Я поняла, что у меня есть единственная возможность освободиться от опеки Краевского – использовать то недолгое время прохода под конвоем от карцера к машине, которую пришлет за мной Краевский. Впрочем, скорее всего, он сам приедет в лагерь. Ведь, кроме меня, у него здесь есть еще одна забота. Уничтожение заключенных – дело ответственное, нужно провести его чисто, безукоризненно, не оставив ни одного свидетеля… Вряд ли Краевский доверит эту операцию целиком Кузину…
Я сидела в полной темноте и напряженно прислушивалась ко всем звукам, доносящимся снаружи… Но карцер был сделан добротно. Несмотря на то что дерево – хороший проводник звука, снаружи до меня не доносилось практически ничего. Тишина – еще один способ воздействия на психику. Темнота, тишина, одиночество – так человека можно свести с ума. Можно сломить его волю, можно добиться от него всего, чего ты хочешь.
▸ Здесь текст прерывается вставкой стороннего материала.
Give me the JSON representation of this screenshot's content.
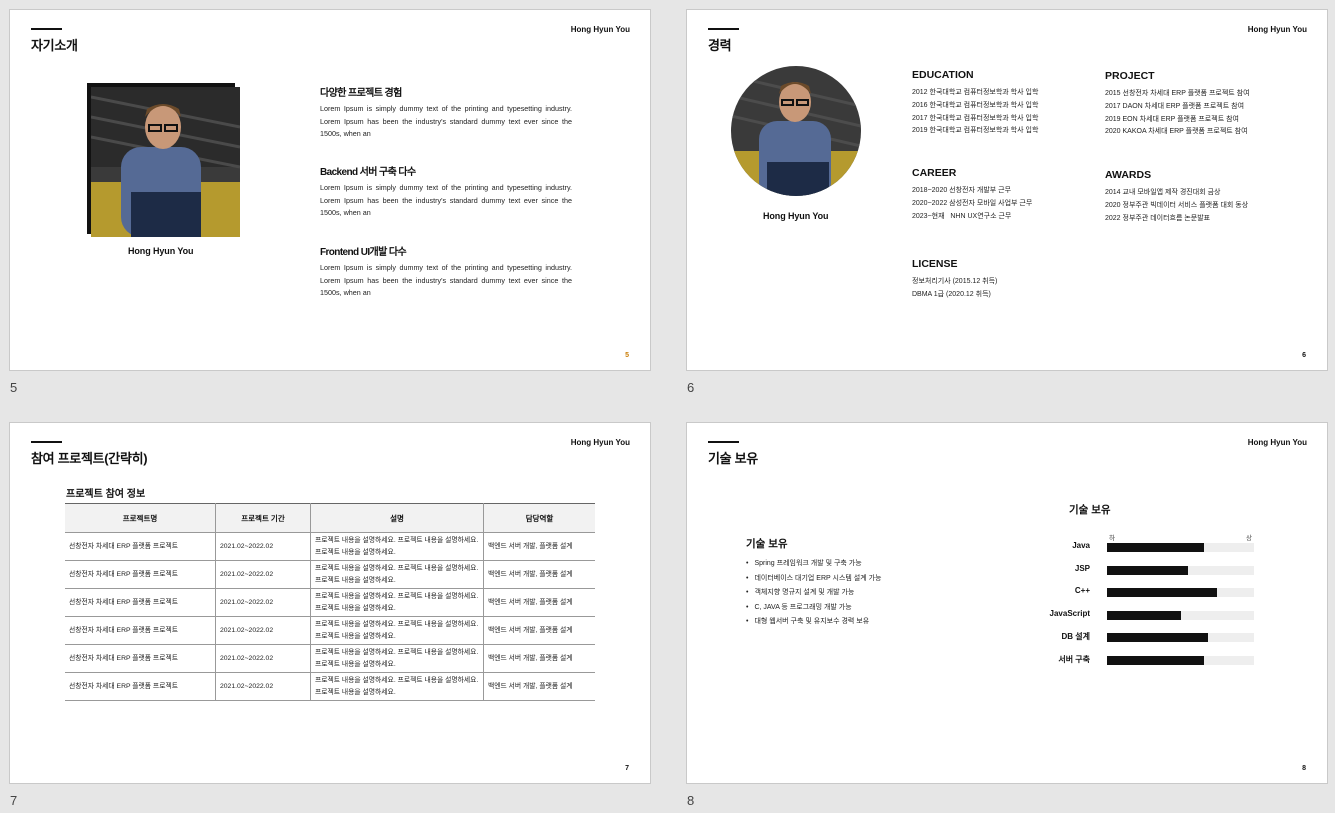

Мне показалось, прошла целая вечность, прежде чем в коридоре раздались торопливые шаги. Я была уверена, что это за мной. От нескончаемого ожидания я была на взводе. Хотя и отдавала себе отчет, что реально прошло всего, может быть, минут десять-пятнадцать. В тишине и темноте быстро теряешь всякое представление о времени. Оно как бы останавливается…
Звук шагов поравнялся с карцером и затих, сменившись звяканьем ключей.
Я припомнила, как меня вели в карцер, и поняла, что у меня есть минуты три, максимум три с половиной, в течение которых я могла бы решить проблему освобождения от опеки Краевского…
Дверь со скрипом распахнулась, и в мою темницу ворвался тусклый свет из коридора. Сильно запахло дымом. Видно, пожар был уже совсем близко…
– На выход! – скомандовал мне охранник.
Насколько я смогла рассмотреть его в тусклом свете тюремного коридора, это был очень худой, высокий мужчина лет сорока пяти, впрочем, с возрастом я могла и ошибиться. В правой руке он держал автомат, в левой – связку ключей, наручники и карманный фонарик… Лицо усталое и изможденное… Взгляд тусклый.
«Наркоман?» – мелькнуло у меня в голове.
Но движения его были четкими и точными, никакой замедленности и незавершенности жеста, свойственных наркоманам. Нет, этот человек не наркоман…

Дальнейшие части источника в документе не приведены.